August, 2008

  1. Tomato Surprise

    August 6, 2008 by Tarrant Figlio

    I have to confess something…if I use the word surprise to describe any recipe…my children automatically beg to eat out or are suddenly struck by stomach aches. Why? I have no idea.

    Allergy to the word surprise? Who knows. I, however, love a little surprise in my dinner.

    This recipe seems like it will do the trick. Will renaming it coax children to eat it? Or will it suffer the fate of the Asparagus Jell-0?

    From Joys of Jell-0, early 1960s I think by the look of it.
    Note the fabulous economy of using the can from the tomatoes for the mold. Imagine the surprise the kids will have when I unmold a Jell-0 salad from a pineapple can!!!! They like pineapple! and tomatoes! and Jell-0! How could I go wrong?

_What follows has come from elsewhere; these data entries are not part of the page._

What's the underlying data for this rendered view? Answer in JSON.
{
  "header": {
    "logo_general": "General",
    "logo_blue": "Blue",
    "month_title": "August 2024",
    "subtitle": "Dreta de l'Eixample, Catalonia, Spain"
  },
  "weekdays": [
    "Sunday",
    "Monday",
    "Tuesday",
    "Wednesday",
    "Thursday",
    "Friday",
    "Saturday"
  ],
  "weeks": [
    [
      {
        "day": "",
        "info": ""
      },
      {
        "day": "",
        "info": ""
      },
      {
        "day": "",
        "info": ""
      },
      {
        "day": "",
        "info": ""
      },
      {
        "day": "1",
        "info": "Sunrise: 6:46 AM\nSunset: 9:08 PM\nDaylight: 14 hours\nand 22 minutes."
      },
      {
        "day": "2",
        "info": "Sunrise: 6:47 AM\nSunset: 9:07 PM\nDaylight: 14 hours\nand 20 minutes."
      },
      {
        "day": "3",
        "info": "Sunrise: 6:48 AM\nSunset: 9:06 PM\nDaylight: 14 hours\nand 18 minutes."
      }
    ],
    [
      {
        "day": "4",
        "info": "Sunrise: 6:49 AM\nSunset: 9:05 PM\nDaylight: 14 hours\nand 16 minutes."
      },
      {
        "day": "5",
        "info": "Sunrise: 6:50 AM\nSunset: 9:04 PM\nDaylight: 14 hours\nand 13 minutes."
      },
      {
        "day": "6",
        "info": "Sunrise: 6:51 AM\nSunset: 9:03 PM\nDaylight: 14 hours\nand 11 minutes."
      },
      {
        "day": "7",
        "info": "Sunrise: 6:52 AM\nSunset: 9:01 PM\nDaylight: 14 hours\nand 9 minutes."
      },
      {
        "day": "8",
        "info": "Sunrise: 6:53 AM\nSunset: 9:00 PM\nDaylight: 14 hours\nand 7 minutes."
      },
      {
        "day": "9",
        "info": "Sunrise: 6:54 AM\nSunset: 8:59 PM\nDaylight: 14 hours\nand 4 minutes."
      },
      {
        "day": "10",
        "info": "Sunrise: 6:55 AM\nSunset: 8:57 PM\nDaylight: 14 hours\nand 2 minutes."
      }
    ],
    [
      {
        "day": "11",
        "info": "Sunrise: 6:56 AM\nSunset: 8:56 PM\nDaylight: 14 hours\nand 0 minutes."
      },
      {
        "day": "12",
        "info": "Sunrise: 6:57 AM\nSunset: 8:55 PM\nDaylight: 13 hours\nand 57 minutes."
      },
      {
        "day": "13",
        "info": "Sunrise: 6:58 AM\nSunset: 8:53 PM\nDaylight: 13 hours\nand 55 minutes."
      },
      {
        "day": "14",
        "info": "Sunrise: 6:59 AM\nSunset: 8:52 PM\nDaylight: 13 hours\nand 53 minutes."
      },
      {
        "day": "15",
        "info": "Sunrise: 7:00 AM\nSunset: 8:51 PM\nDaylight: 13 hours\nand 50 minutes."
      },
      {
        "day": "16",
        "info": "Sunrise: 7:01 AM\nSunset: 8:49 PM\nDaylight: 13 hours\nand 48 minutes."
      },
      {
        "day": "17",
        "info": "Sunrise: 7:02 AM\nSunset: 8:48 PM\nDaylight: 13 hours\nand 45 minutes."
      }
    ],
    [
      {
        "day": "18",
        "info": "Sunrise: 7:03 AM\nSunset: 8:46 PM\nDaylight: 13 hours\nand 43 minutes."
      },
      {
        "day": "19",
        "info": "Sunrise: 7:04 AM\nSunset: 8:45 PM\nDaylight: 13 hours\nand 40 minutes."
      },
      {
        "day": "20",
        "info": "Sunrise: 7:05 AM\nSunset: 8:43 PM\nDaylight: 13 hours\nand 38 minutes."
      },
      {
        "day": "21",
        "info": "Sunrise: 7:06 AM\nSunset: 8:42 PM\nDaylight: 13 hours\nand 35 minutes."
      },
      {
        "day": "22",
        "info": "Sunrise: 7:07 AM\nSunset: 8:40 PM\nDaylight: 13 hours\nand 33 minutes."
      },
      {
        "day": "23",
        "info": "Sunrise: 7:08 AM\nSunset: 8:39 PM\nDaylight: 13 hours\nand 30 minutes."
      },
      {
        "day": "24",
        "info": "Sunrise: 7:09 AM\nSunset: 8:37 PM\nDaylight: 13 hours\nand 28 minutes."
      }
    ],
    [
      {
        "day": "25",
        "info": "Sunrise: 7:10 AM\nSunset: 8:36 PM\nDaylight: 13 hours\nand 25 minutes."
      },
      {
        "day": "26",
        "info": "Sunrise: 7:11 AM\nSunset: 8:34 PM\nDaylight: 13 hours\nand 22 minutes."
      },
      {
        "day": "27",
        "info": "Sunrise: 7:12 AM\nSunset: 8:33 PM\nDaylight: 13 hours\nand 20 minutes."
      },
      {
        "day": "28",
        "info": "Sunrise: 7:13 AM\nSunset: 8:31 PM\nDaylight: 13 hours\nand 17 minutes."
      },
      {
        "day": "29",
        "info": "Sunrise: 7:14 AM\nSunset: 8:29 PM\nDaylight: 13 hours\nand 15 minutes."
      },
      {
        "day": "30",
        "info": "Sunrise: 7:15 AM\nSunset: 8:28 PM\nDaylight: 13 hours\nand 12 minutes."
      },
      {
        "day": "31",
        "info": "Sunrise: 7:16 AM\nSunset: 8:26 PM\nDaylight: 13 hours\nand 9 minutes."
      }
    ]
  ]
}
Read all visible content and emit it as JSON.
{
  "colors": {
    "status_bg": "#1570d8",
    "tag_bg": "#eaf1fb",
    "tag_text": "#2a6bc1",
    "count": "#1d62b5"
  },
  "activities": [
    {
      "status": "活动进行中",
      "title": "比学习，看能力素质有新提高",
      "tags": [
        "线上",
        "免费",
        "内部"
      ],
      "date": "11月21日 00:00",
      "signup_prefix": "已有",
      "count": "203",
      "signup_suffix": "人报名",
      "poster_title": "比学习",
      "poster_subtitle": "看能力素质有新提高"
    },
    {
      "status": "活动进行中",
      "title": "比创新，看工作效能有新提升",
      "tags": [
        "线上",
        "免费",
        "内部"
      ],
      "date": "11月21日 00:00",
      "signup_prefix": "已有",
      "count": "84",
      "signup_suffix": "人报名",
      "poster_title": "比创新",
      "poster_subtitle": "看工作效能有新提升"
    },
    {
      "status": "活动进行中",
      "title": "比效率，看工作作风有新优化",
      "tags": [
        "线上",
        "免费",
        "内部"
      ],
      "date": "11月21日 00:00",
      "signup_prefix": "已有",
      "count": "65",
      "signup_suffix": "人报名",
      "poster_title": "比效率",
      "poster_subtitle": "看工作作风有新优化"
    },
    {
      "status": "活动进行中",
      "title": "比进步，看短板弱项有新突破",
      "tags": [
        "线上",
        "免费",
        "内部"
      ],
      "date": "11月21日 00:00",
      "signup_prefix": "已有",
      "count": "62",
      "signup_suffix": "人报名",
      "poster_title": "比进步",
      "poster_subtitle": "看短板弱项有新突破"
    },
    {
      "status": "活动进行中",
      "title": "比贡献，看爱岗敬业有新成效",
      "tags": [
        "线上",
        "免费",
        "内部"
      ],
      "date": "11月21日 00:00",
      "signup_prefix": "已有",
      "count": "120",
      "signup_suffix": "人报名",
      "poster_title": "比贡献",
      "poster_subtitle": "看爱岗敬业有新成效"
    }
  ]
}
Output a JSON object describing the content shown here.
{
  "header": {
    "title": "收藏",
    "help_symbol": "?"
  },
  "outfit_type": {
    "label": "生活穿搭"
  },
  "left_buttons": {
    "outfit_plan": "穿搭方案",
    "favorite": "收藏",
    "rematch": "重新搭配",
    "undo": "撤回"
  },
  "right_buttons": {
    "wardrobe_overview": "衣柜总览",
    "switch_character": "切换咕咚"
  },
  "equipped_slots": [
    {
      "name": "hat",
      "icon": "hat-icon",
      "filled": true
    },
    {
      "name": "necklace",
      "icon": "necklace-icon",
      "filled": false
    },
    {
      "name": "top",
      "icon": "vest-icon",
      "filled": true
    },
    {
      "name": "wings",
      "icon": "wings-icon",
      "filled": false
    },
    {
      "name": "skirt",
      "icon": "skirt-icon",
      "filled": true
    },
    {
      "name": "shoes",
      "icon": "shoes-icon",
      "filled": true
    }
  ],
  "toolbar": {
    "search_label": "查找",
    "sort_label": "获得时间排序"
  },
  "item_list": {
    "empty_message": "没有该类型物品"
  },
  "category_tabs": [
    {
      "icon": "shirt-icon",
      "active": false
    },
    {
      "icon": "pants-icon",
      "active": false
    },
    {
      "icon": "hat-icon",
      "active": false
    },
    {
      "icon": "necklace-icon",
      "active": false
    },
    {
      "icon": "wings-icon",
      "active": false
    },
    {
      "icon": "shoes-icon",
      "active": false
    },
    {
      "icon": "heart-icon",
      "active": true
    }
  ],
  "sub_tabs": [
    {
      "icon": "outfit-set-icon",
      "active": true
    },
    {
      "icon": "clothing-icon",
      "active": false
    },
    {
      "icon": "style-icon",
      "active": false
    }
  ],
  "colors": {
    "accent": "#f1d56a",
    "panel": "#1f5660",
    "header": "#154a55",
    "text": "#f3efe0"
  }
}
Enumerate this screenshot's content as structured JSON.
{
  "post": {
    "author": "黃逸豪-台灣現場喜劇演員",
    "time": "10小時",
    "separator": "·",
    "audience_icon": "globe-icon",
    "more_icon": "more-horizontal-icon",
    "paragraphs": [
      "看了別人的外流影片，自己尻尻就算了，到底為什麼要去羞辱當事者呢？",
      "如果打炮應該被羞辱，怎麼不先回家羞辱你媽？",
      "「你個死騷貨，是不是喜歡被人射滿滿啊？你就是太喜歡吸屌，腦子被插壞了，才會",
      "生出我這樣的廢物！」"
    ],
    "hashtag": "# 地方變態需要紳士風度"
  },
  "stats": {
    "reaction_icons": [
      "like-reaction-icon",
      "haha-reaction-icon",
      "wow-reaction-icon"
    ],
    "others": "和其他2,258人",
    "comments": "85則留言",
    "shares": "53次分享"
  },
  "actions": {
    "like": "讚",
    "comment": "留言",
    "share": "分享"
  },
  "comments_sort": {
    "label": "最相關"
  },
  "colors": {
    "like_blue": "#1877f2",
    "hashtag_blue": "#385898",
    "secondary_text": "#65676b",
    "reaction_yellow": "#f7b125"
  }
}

    Ok…so maybe they are not so keen on the surprise or the three combined.

    Tomato Surprise

    A can of flavorful stewed tomatoes becomes a tempting mold

    1 can stewed tomatoes
    1 3 oz package Jell-o lemon, strawberry or mixed fruit gelatin
    1/2 teaspoon of salt
    1 tablespoon vinegar

    Pour tomatoes into saucepan, saving can to use as mold. Bring tomatoes to a boil, add Jell-o and salt, stirring until dissolved. Add vinegar. Pour into can. Chill until firm. To unmold, puncture bottom of can before dipping into warm water. Serve with mayonnaise, if desired. Makes about 2 cups, or 4 side salads, OR 6 relish servings.

    If you increase the vinegar to 1 1/2 tablespoons and add a can of drained crushed pineapple, and a smidge of allspice, you can make Tomato Pineapple Surprise. You need to use both your tomato can and your pineapple can for molds in that case.


  2. Retro Gourmet

    August 5, 2008 by Tarrant Figlio

    My memories of Gourmet magazine come from…9th grade Home Ec. We had an assignment where we went through old Gourmet magazines and found a recipe to try at home. Tonight…look at what I discovered… Food Flashes…retro Gourmet Magazine columns.


  3. Curried Fake Chicken Salad

    August 4, 2008 by Tarrant Figlio

    This recipe is for Mochamomma. You see, she expressed a certain fondness on Twitter the other day for Curried Chicken Salad. I had to point out that I make a great curried chicken salad…without the chicken.

    I in the beginning used the Yves unbreaded chickn patties for this vegetarian variation on my mother’s curried chicken salad. Then I moved to using tofu…experimented a bit with chicken flavored seitan. Denise loves any version and tofu is easier to get. I am particularly fond of using the Marjon brand of firm tofu but I haven’t found it here since we moved.

    The recipe is rough because, well, I do it out of my head. It is based on the Bird of Paradise salad in Joy of Cooking.

    Take one block of well-drained tofu or chicken substitute of your choice (or chicken…about 2-3 cups). Dice it up. Add one chopped apple. I use granny smith usually. You can also halve 1/2 to 1 cup of grapes to add in. (a mixture of green and red is nice). If you are into some crunch, chop a stalk of celery and throw in.  Stir it together. Throw some curry powder and salt on top. 1-2 teaspoons curry powder. 1 tsp salt or salt to taste. Add JUST enough mayo for it all to stick together. At this point, it is best to throw it in the fridge for a couple hours, overnight or however long you can wait.  Just before serving, stir in about a cup of cashews.

    This is way easy. Fabulous served with French bread or the bread of your choice.